Dido sits up. Her face is wet, and her eyes are red from crying. Cressa hugs her, stroking her back. “Were they shits?” she asks.
“One of them broke all the lamps,” Dido says, pointing to a pile of pottery shards that she’s swept into a corner. “He really frightened me.”
“Nasty, shitty little man.” Cressa’s voice wavers and for a moment Amara thinks she is going to struggle to keep her composure.
Victoria sits on the other side of Dido, quickly taking over. “You can’t let him bother you,” she says, smiling. “Not Mr GarlicFarticus.”
“What a stupid name,” says Beronice, looking doubtful. “He can’t really be called that.”
“But he is!” Victoria insists, her face solemn. “It’s Mr GarlicFarticus who runs that fast-food place near the baths!”
“He was kind of smelly.” Dido looks a little brighter as she starts to play the game.
“And garlicky.

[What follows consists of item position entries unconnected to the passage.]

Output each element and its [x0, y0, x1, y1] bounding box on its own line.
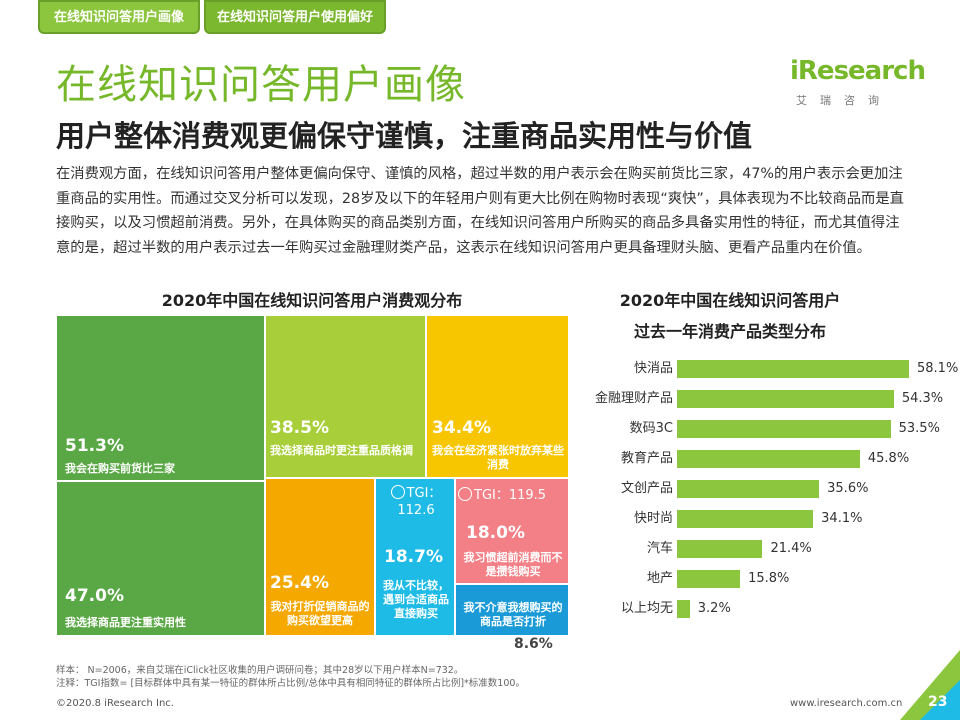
bar: [677, 480, 820, 498]
logo-name: iResearch: [790, 56, 926, 86]
body-paragraph: 在消费观方面，在线知识问答用户整体更偏向保守、谨慎的风格，超过半数的用户表示会在…: [56, 166, 904, 256]
bar-chart: 快消品 58.1% 金融理财产品 54.3% 数码3C 53.5% 教育产品 45.8% 文创产…: [575, 350, 960, 630]
treemap-pct: 38.5%: [270, 418, 329, 438]
treemap-label: 我选择商品时更注重品质格调: [270, 444, 413, 457]
treemap-label: 我从不比较，遇到合适商品直接购买: [383, 579, 449, 620]
treemap-block-compare: 51.3% 我会在购买前货比三家: [56, 315, 265, 481]
treemap-block-practical: 47.0% 我选择商品更注重实用性: [56, 481, 265, 636]
bar: [677, 420, 891, 438]
treemap-block-overspend: TGI：119.5 18.0% 我习惯超前消费而不是攒钱购买: [455, 478, 569, 584]
bar-row: 以上均无 3.2%: [575, 598, 960, 620]
bar: [677, 570, 741, 588]
bar-category-label: 快消品: [633, 361, 673, 376]
bar: [677, 540, 763, 558]
treemap-block-saving: 34.4% 我会在经济紧张时放弃某些消费: [426, 315, 569, 478]
bar-row: 快时尚 34.1%: [575, 508, 960, 530]
bar-value-label: 58.1%: [917, 361, 959, 376]
bar-category-label: 快时尚: [633, 511, 673, 526]
copyright: ©2020.8 iResearch Inc.: [56, 698, 174, 709]
bar-row: 快消品 58.1%: [575, 358, 960, 380]
bar-chart-title-line2: 过去一年消费产品类型分布: [633, 322, 826, 341]
smiley-icon: [458, 487, 472, 501]
treemap-label: 我对打折促销商品的购买欲望更高: [270, 600, 370, 627]
treemap-label: 我会在购买前货比三家: [65, 462, 175, 475]
bar-value-label: 53.5%: [898, 421, 940, 436]
bar-value-label: 3.2%: [697, 601, 731, 616]
treemap-tgi: TGI：112.6: [380, 485, 452, 519]
logo-sub: 艾瑞咨询: [796, 94, 892, 107]
treemap-block-direct-buy: TGI：112.6 18.7% 我从不比较，遇到合适商品直接购买: [375, 478, 455, 636]
bar: [677, 390, 894, 408]
bar-row: 金融理财产品 54.3%: [575, 388, 960, 410]
bar-category-label: 文创产品: [620, 481, 673, 496]
bar-category-label: 地产: [646, 571, 673, 586]
treemap-title: 2020年中国在线知识问答用户消费观分布: [161, 291, 463, 310]
page-number: 23: [928, 694, 948, 710]
bar-value-label: 35.6%: [827, 481, 869, 496]
treemap-pct: 18.7%: [384, 547, 443, 567]
bar-chart-title-line1: 2020年中国在线知识问答用户: [619, 291, 841, 310]
bar-category-label: 汽车: [646, 541, 673, 556]
bar-row: 文创产品 35.6%: [575, 478, 960, 500]
bar-row: 地产 15.8%: [575, 568, 960, 590]
treemap-pct: 51.3%: [65, 436, 124, 456]
bar-value-label: 54.3%: [901, 391, 944, 406]
treemap-label: 我习惯超前消费而不是攒钱购买: [463, 551, 563, 578]
treemap-tgi: TGI：119.5: [458, 487, 568, 504]
treemap-pct: 18.0%: [466, 523, 525, 543]
bar: [677, 600, 690, 618]
treemap-pct: 34.4%: [432, 418, 491, 438]
bar-category-label: 以上均无: [620, 601, 673, 616]
tab-user-profile[interactable]: 在线知识问答用户画像: [38, 0, 200, 34]
bar: [677, 360, 909, 378]
bar-value-label: 21.4%: [770, 541, 812, 556]
bar: [677, 450, 860, 468]
website-link[interactable]: www.iresearch.com.cn: [790, 698, 903, 709]
treemap-pct: 47.0%: [65, 586, 124, 606]
bar-value-label: 34.1%: [821, 511, 863, 526]
corner-decoration: [900, 650, 960, 720]
page-subtitle: 用户整体消费观更偏保守谨慎，注重商品实用性与价值: [56, 119, 753, 153]
treemap-pct-outside: 8.6%: [514, 636, 553, 652]
treemap-label: 我选择商品更注重实用性: [65, 616, 186, 629]
bar-row: 数码3C 53.5%: [575, 418, 960, 440]
bar-category-label: 教育产品: [620, 451, 673, 466]
bar-row: 汽车 21.4%: [575, 538, 960, 560]
bar-category-label: 数码3C: [629, 421, 673, 436]
page-title: 在线知识问答用户画像: [56, 62, 466, 108]
bar-category-label: 金融理财产品: [594, 391, 673, 406]
sample-note: 样本： N=2006，来自艾瑞在iClick社区收集的用户调研问卷；其中28岁以…: [56, 665, 464, 676]
bar-value-label: 45.8%: [867, 451, 910, 466]
treemap-label: 我会在经济紧张时放弃某些消费: [432, 444, 564, 471]
treemap-block-no-discount-care: 我不介意我想购买的商品是否打折: [455, 584, 569, 636]
tgi-note: 注释：TGI指数= [目标群体中具有某一特征的群体所占比例/总体中具有相同特征的…: [56, 678, 525, 689]
treemap-block-quality: 38.5% 我选择商品时更注重品质格调: [265, 315, 426, 478]
bar-row: 教育产品 45.8%: [575, 448, 960, 470]
iresearch-logo: iResearch 艾瑞咨询: [788, 56, 926, 112]
bar: [677, 510, 814, 528]
treemap-pct: 25.4%: [270, 573, 329, 593]
treemap-block-discount: 25.4% 我对打折促销商品的购买欲望更高: [265, 478, 375, 636]
treemap-label: 我不介意我想购买的商品是否打折: [463, 601, 563, 628]
smiley-icon: [390, 485, 405, 499]
bar-value-label: 15.8%: [748, 571, 790, 586]
tab-user-preference[interactable]: 在线知识问答用户使用偏好: [204, 0, 386, 34]
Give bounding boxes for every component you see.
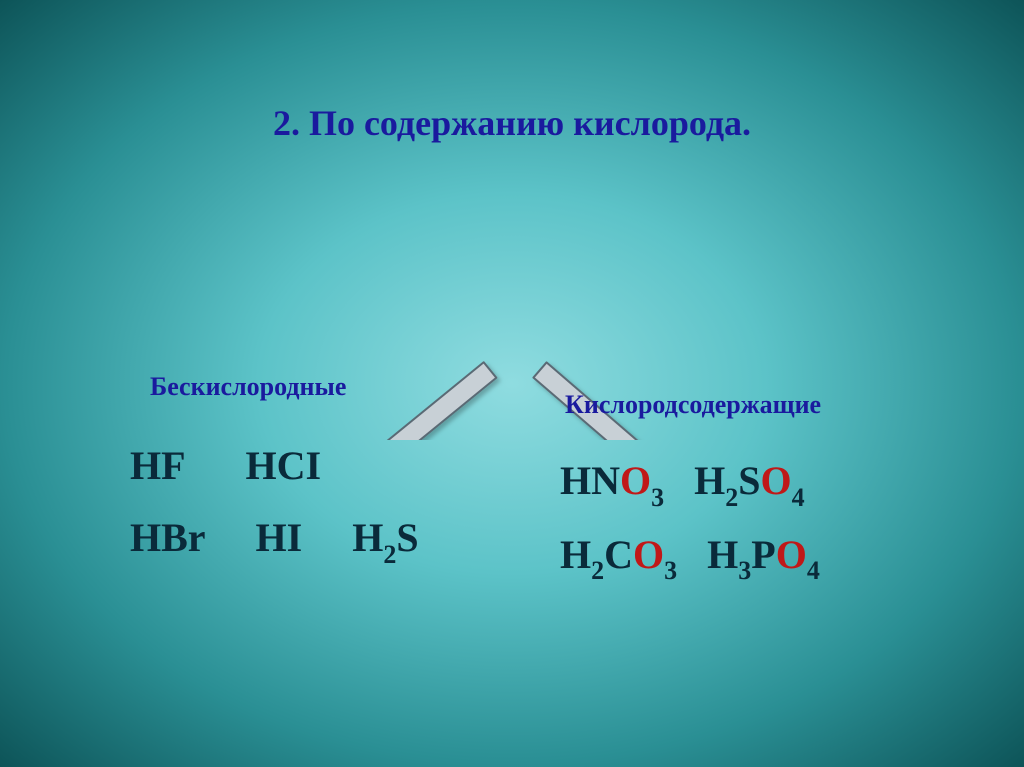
formula-row: H2CO3 H3PO4 bbox=[560, 519, 820, 593]
heading-text: Бескислородные bbox=[150, 372, 346, 401]
formulas-oxygen-free: HF HCI HBr HI H2S bbox=[130, 430, 419, 576]
chemical-formula: HCI bbox=[246, 443, 322, 488]
formulas-oxygen-containing: HNO3 H2SO4 H2CO3 H3PO4 bbox=[560, 445, 820, 593]
arrows-container bbox=[0, 180, 1024, 360]
slide-title: 2. По содержанию кислорода. bbox=[0, 102, 1024, 144]
chemical-formula: HF bbox=[130, 443, 186, 488]
title-text: 2. По содержанию кислорода. bbox=[273, 103, 751, 143]
chemical-formula: H2CO3 bbox=[560, 532, 677, 577]
chemical-formula: HI bbox=[256, 515, 303, 560]
chemical-formula: H2SO4 bbox=[694, 458, 805, 503]
formula-row: HF HCI bbox=[130, 430, 419, 502]
formula-row: HNO3 H2SO4 bbox=[560, 445, 820, 519]
chemical-formula: HNO3 bbox=[560, 458, 664, 503]
chemical-formula: HBr bbox=[130, 515, 206, 560]
formula-row: HBr HI H2S bbox=[130, 502, 419, 576]
heading-text: Кислородсодержащие bbox=[565, 390, 821, 419]
chemical-formula: H2S bbox=[352, 515, 418, 560]
chemical-formula: H3PO4 bbox=[707, 532, 820, 577]
heading-oxygen-free: Бескислородные bbox=[150, 372, 346, 402]
heading-oxygen-containing: Кислородсодержащие bbox=[565, 390, 821, 420]
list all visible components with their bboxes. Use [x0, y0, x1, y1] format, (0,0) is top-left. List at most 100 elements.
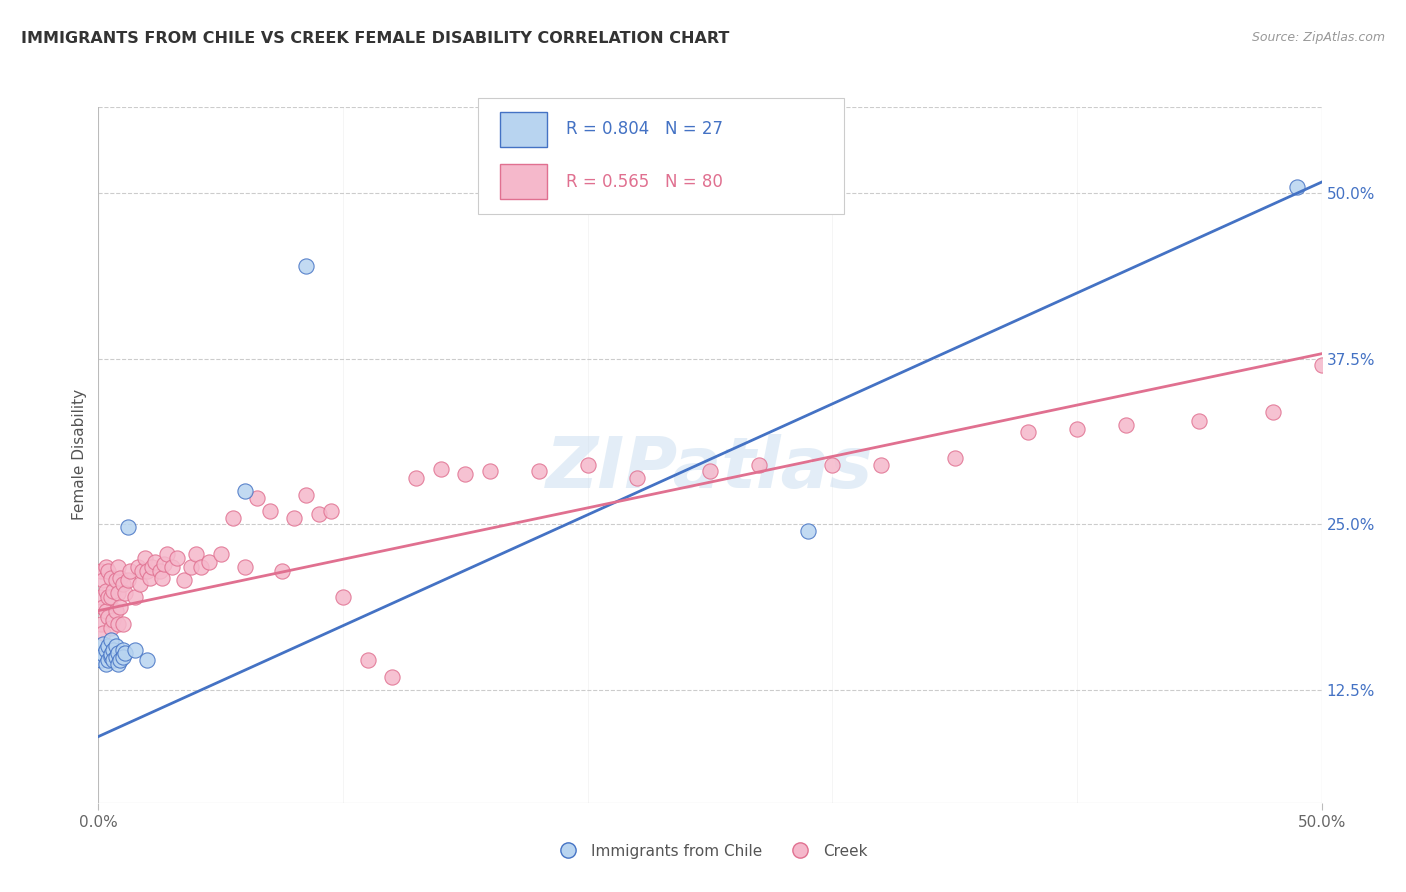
Point — [527, 465, 550, 479]
Point — [129, 577, 152, 591]
Point — [381, 670, 404, 684]
Point — [124, 591, 146, 605]
Y-axis label: Female Disability: Female Disability — [72, 389, 87, 521]
Point — [90, 653, 112, 667]
Point — [233, 484, 256, 499]
Point — [124, 643, 146, 657]
Point — [107, 586, 129, 600]
Point — [97, 591, 120, 605]
Point — [101, 613, 124, 627]
Point — [94, 560, 117, 574]
Point — [91, 599, 114, 614]
Point — [1066, 422, 1088, 436]
Point — [259, 504, 281, 518]
Point — [626, 471, 648, 485]
Point — [90, 616, 112, 631]
Point — [699, 465, 721, 479]
Point — [136, 564, 159, 578]
Point — [209, 547, 232, 561]
Point — [97, 564, 120, 578]
Point — [270, 564, 294, 578]
Point — [190, 560, 212, 574]
Point — [1261, 405, 1284, 419]
Point — [114, 586, 136, 600]
Point — [100, 591, 122, 605]
Point — [111, 616, 134, 631]
Text: IMMIGRANTS FROM CHILE VS CREEK FEMALE DISABILITY CORRELATION CHART: IMMIGRANTS FROM CHILE VS CREEK FEMALE DI… — [21, 31, 730, 46]
Point — [156, 547, 179, 561]
Point — [97, 610, 120, 624]
Point — [222, 511, 245, 525]
Point — [94, 604, 117, 618]
Point — [319, 504, 342, 518]
Point — [131, 564, 153, 578]
Point — [153, 558, 176, 572]
Point — [186, 547, 208, 561]
Point — [111, 643, 134, 657]
Legend: Immigrants from Chile, Creek: Immigrants from Chile, Creek — [547, 838, 873, 864]
Point — [100, 570, 122, 584]
Point — [110, 570, 132, 584]
Point — [94, 583, 117, 598]
Point — [100, 632, 122, 647]
Point — [111, 577, 134, 591]
Point — [101, 583, 124, 598]
Point — [283, 511, 305, 525]
Point — [104, 573, 127, 587]
Point — [149, 564, 172, 578]
Point — [110, 653, 132, 667]
Point — [166, 550, 188, 565]
Point — [141, 560, 163, 574]
Point — [173, 573, 195, 587]
Point — [748, 458, 770, 472]
Point — [117, 520, 139, 534]
Text: Source: ZipAtlas.com: Source: ZipAtlas.com — [1251, 31, 1385, 45]
Point — [150, 570, 173, 584]
Point — [295, 488, 318, 502]
Point — [107, 657, 129, 671]
Point — [100, 648, 122, 662]
FancyBboxPatch shape — [478, 98, 844, 214]
Point — [117, 573, 139, 587]
Point — [143, 555, 166, 569]
Point — [1188, 414, 1211, 428]
Point — [136, 653, 159, 667]
Point — [91, 648, 114, 662]
Point — [308, 507, 330, 521]
Point — [332, 591, 354, 605]
Point — [139, 570, 162, 584]
Point — [797, 524, 820, 538]
Point — [107, 560, 129, 574]
Point — [91, 637, 114, 651]
Point — [430, 462, 453, 476]
Text: R = 0.565   N = 80: R = 0.565 N = 80 — [565, 173, 723, 191]
Text: ZIPatlas: ZIPatlas — [547, 434, 873, 503]
Point — [111, 650, 134, 665]
Point — [246, 491, 269, 505]
Point — [107, 646, 129, 660]
Point — [100, 621, 122, 635]
Point — [114, 646, 136, 660]
Point — [91, 573, 114, 587]
FancyBboxPatch shape — [501, 164, 547, 199]
Point — [1115, 418, 1137, 433]
Point — [1286, 179, 1309, 194]
Point — [127, 560, 149, 574]
Point — [104, 650, 127, 665]
Point — [91, 626, 114, 640]
Point — [97, 640, 120, 654]
Point — [405, 471, 427, 485]
Point — [576, 458, 599, 472]
Point — [295, 259, 318, 273]
Point — [478, 465, 501, 479]
Point — [104, 640, 127, 654]
Point — [90, 564, 112, 578]
Point — [943, 451, 966, 466]
Point — [107, 616, 129, 631]
Point — [110, 599, 132, 614]
Point — [180, 560, 202, 574]
Point — [97, 653, 120, 667]
Text: R = 0.804   N = 27: R = 0.804 N = 27 — [565, 120, 723, 138]
Point — [134, 550, 156, 565]
Point — [821, 458, 844, 472]
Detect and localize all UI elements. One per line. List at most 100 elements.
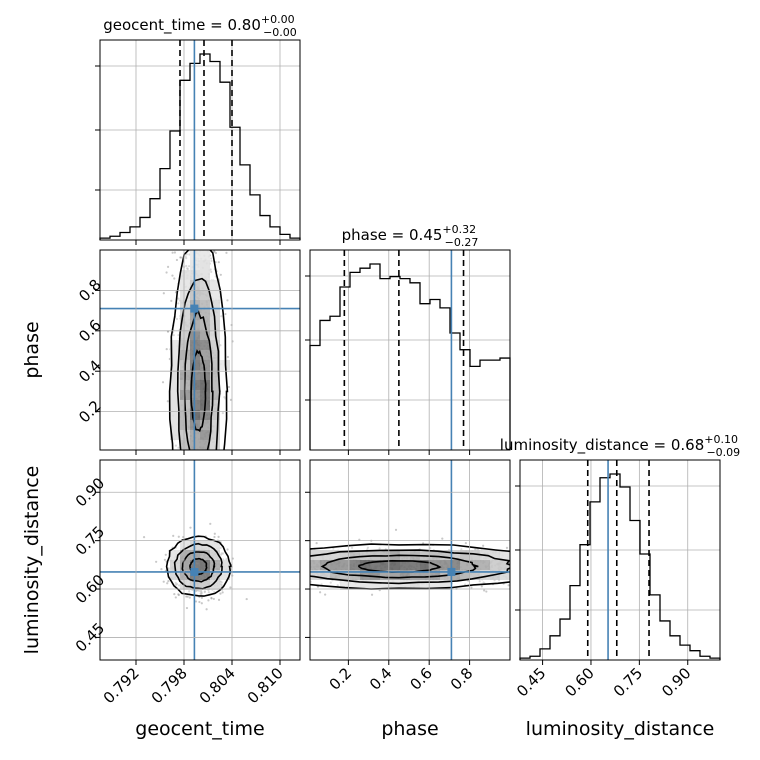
density-cell — [210, 540, 220, 550]
density-cell — [360, 560, 370, 570]
density-cell — [200, 360, 210, 370]
density-cell — [410, 560, 420, 570]
panel-content — [100, 250, 300, 450]
sample-point — [171, 251, 174, 254]
sample-point — [210, 259, 213, 262]
density-cell — [350, 550, 360, 560]
sample-point — [213, 535, 216, 539]
xtick-label: 0.8 — [447, 664, 477, 694]
density-cell — [210, 560, 220, 570]
density-cell — [210, 280, 220, 290]
histogram-luminosity_distance — [519, 473, 721, 660]
ytick-label: 0.75 — [72, 522, 108, 558]
sample-point — [178, 584, 181, 587]
density-cell — [340, 550, 350, 560]
sample-point — [460, 548, 463, 551]
ytick-label: 0.90 — [72, 474, 108, 510]
contour-level — [181, 551, 216, 583]
sample-point — [200, 596, 204, 599]
sample-point — [478, 580, 481, 583]
sample-point — [165, 347, 168, 351]
sample-point — [217, 598, 221, 601]
sample-point — [174, 596, 177, 599]
density-cell — [370, 560, 380, 570]
sample-point — [223, 395, 226, 399]
density-cell — [400, 570, 410, 580]
density-cell — [470, 550, 480, 560]
xtick-label: 0.6 — [406, 664, 436, 694]
sample-point — [219, 546, 222, 549]
sample-point — [213, 590, 216, 593]
sample-point — [205, 608, 208, 611]
sample-point — [173, 593, 176, 596]
density-cell — [200, 340, 210, 350]
panel-frame — [309, 459, 511, 661]
sample-point — [213, 532, 216, 535]
density-cell — [400, 560, 410, 570]
xlabel-luminosity-distance: luminosity_distance — [526, 718, 715, 740]
sample-point — [441, 537, 444, 540]
density-cell — [170, 570, 180, 580]
panel-frame — [309, 249, 511, 451]
sample-point — [482, 581, 485, 584]
density-cell — [350, 580, 360, 590]
density-cell — [380, 560, 390, 570]
sample-point — [470, 586, 473, 589]
sample-point — [227, 385, 230, 389]
density-cell — [170, 420, 180, 430]
sample-point — [184, 255, 187, 258]
density-cell — [480, 570, 490, 580]
sample-point — [336, 584, 339, 587]
sample-point — [162, 580, 165, 583]
density-cell — [180, 440, 190, 450]
sample-point — [217, 535, 220, 538]
density-cell — [370, 580, 380, 590]
sample-point — [212, 597, 215, 601]
sample-point — [177, 334, 180, 337]
sample-point — [203, 590, 206, 594]
xtick-label: 0.804 — [196, 664, 239, 707]
panel-content — [310, 460, 510, 660]
sample-point — [329, 581, 332, 584]
sample-point — [185, 606, 189, 610]
density-cell — [210, 580, 220, 590]
panel-diag-phase: phase = 0.45+0.32 −0.27 — [305, 223, 511, 455]
density-cell — [340, 560, 350, 570]
density-cell — [200, 270, 210, 280]
sample-point — [214, 251, 218, 255]
sample-point — [225, 558, 228, 561]
sample-point — [177, 302, 180, 305]
density-cell — [170, 340, 180, 350]
xlabel-geocent-time: geocent_time — [135, 718, 264, 740]
density-cell — [430, 580, 440, 590]
sample-point — [224, 312, 227, 316]
contour-level — [183, 310, 214, 450]
contour-level — [173, 542, 223, 590]
sample-point — [394, 528, 398, 531]
sample-point — [219, 592, 222, 595]
sample-point — [507, 584, 510, 587]
density-cell — [180, 560, 190, 570]
density-cell — [220, 560, 230, 570]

And farty.” Victoria nods. “Yes, definitely him. Mr GarlicFarticus.”
“I never knew he was called that,” Beronice says, wonderingly. “I thought he was called Manlius.”
“Of course it was Manlius, you idiot!” Cressa snorts.
They all laugh. Even Beronice smiles. Amara wonders for a moment if she might have played dumb on purpose.
“I think we should write him a message on the wall,” Victoria says. “In case he ever comes back.” She bends down and hands a shard of pottery to Amara. “What shall we say? I know! Thrust SLOWLY.”
“Shall I write it in Greek?” Amara asks.
“What’s the point in that?” Victoria retorts. “We want the smelly idiot to read it, don’t we?”
Amara scratches the motto on the wall. They all sit looking at it when she’s finished, smirking with satisfaction.
“I’ll tell you who does thrust slowly,” Beronice says, her face sly. She pauses, making sure all four are giving her their full attention.
“Go on then,” Cressa says. “Who is this Apollo?”
“Gallus.” Beronice beams. “I love him.”
“Gallus?” Victoria shrieks. “He’s a terrible lay!”
“You’ve not even slept with him!” Beronice says, wounded. She looks round at her friends’ embarrassed faces. “Have you?”